Sie ist leitende klinische Psychologin der psychiatrischen Institutsambulanz der Klinik für Psychiatrie, Psychosomatik und Psychotherapie des Kindes- und Jugendalters der Goethe-Universität Frankfurt. Ihr diagnostischer Schwerpunkt liegt im Bereich der Autismusdiagnostik von Kindern und Jugendlichen. Zudem ist sie an der Beratung und therapeutischen Arbeit mit Kindern und Jugendlichen im Autismus-Spektrum und deren Eltern beteiligt.
Sie ist Mitautorin eines Trainingsmanuals für Eltern autistischer Kinder und Jugendlicher (Kohlhammer-Verlag).

Sophie Soll

Diplom-Pädagogin und approbierte Kinder- und Jugendlichenpsychotherapeutin (VT).
Seit 2011 ist sie als Therapeutin im Autismus-Therapie- und Forschungszentrum der Klinik für Psychiatrie, Psychosomatik und Psychotherapie des Kindes- und Jugendalters der Goethe-Universität Frankfurt tätig.

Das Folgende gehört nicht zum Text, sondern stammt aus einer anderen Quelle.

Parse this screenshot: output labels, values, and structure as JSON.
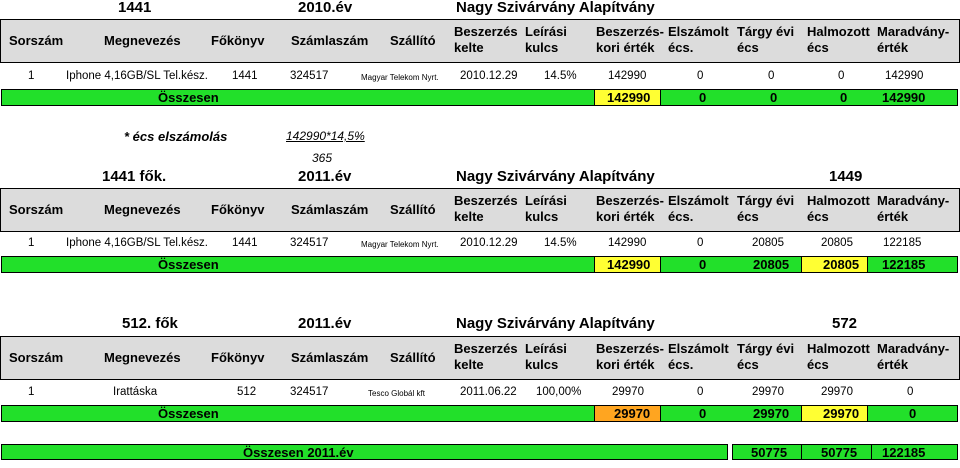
{
  "header": {
    "cols": [
      "Sorszám",
      "Megnevezés",
      "Főkönyv",
      "Számlaszám",
      "Szállító",
      "Beszerzés",
      "kelte",
      "Leírási",
      "kulcs",
      "Beszerzés-",
      "kori érték",
      "Elszámolt",
      "écs.",
      "Tárgy évi",
      "écs",
      "Halmozott",
      "écs",
      "Maradvány-",
      "érték"
    ]
  },
  "section1": {
    "title_code": "1441",
    "title_year": "2010.év",
    "title_org": "Nagy Szivárvány Alapítvány",
    "row": [
      "1",
      "Iphone 4,16GB/SL Tel.kész.",
      "1441",
      "324517",
      "Magyar Telekom Nyrt.",
      "2010.12.29",
      "14.5%",
      "142990",
      "0",
      "0",
      "0",
      "142990"
    ],
    "total_label": "Összesen",
    "totals": [
      "142990",
      "0",
      "0",
      "0",
      "142990"
    ]
  },
  "note": {
    "label": "* écs elszámolás",
    "formula": "142990*14,5%",
    "divisor": "365"
  },
  "section2": {
    "title_code": "1441 fők.",
    "title_year": "2011.év",
    "title_org": "Nagy Szivárvány Alapítvány",
    "title_num": "1449",
    "row": [
      "1",
      "Iphone 4,16GB/SL Tel.kész.",
      "1441",
      "324517",
      "Magyar Telekom Nyrt.",
      "2010.12.29",
      "14.5%",
      "142990",
      "0",
      "20805",
      "20805",
      "122185"
    ],
    "total_label": "Összesen",
    "totals": [
      "142990",
      "0",
      "20805",
      "20805",
      "122185"
    ]
  },
  "section3": {
    "title_code": "512. fők",
    "title_year": "2011.év",
    "title_org": "Nagy Szivárvány Alapítvány",
    "title_num": "572",
    "row": [
      "1",
      "Irattáska",
      "512",
      "324517",
      "Tesco Globál kft",
      "2011.06.22",
      "100,00%",
      "29970",
      "0",
      "29970",
      "29970",
      "0"
    ],
    "total_label": "Összesen",
    "totals": [
      "29970",
      "0",
      "29970",
      "29970",
      "0"
    ]
  },
  "grand": {
    "label": "Összesen 2011.év",
    "values": [
      "50775",
      "50775",
      "122185"
    ]
  },
  "colors": {
    "header_bg": "#dcdcdc",
    "total_green": "#22e02a",
    "highlight_yellow": "#ffff33",
    "highlight_orange": "#ffa520",
    "grand_green": "#22e02a"
  }
}
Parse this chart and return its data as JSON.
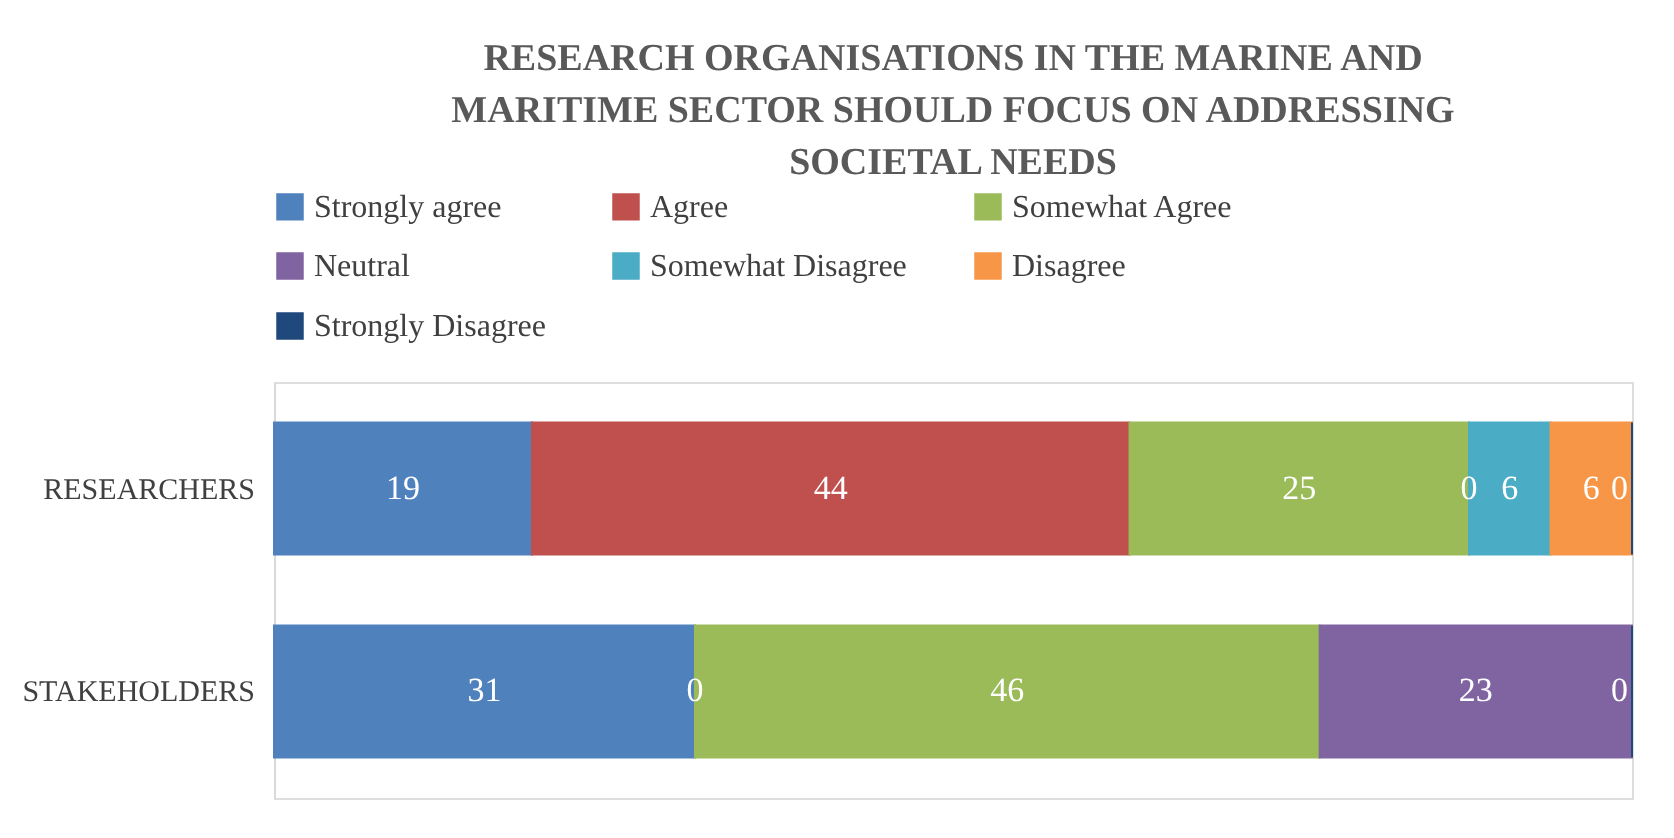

Neben der therapeutischen Arbeit mit Kindern und Jugendlichen mit Autismus-Spektrum-Störungen und ihren Familien führt sie auch autismusspezifische Diagnostik durch. Sie hat in den vergangenen zwei Jahren zusätzlich in einer psychotherapeutischen Praxis in Offenbach mit Kindern und Jugendlichen mit unterschiedlichen Störungsbildern gearbeitet und ist als Dozentin zu Autismus-Spektrum-Störungen im Ausbildungsinstitut der Goethe-Universität tätig.
Seit 2017 ist Sophie Soll Teil des Leitungsteams des Autismus-Therapie- und Forschungszentrums Frankfurt.
Als Co-Autorin war sie maßgeblich an der Neuauflage des „Leitfaden Kinder- und Jugendpsychotherapie: Autismus-Spektrum-Störungen“ sowie des „Ratgeber Autismus-Spektrum-Störungen“ (beides im Hogrefe-Verlag) beteiligt.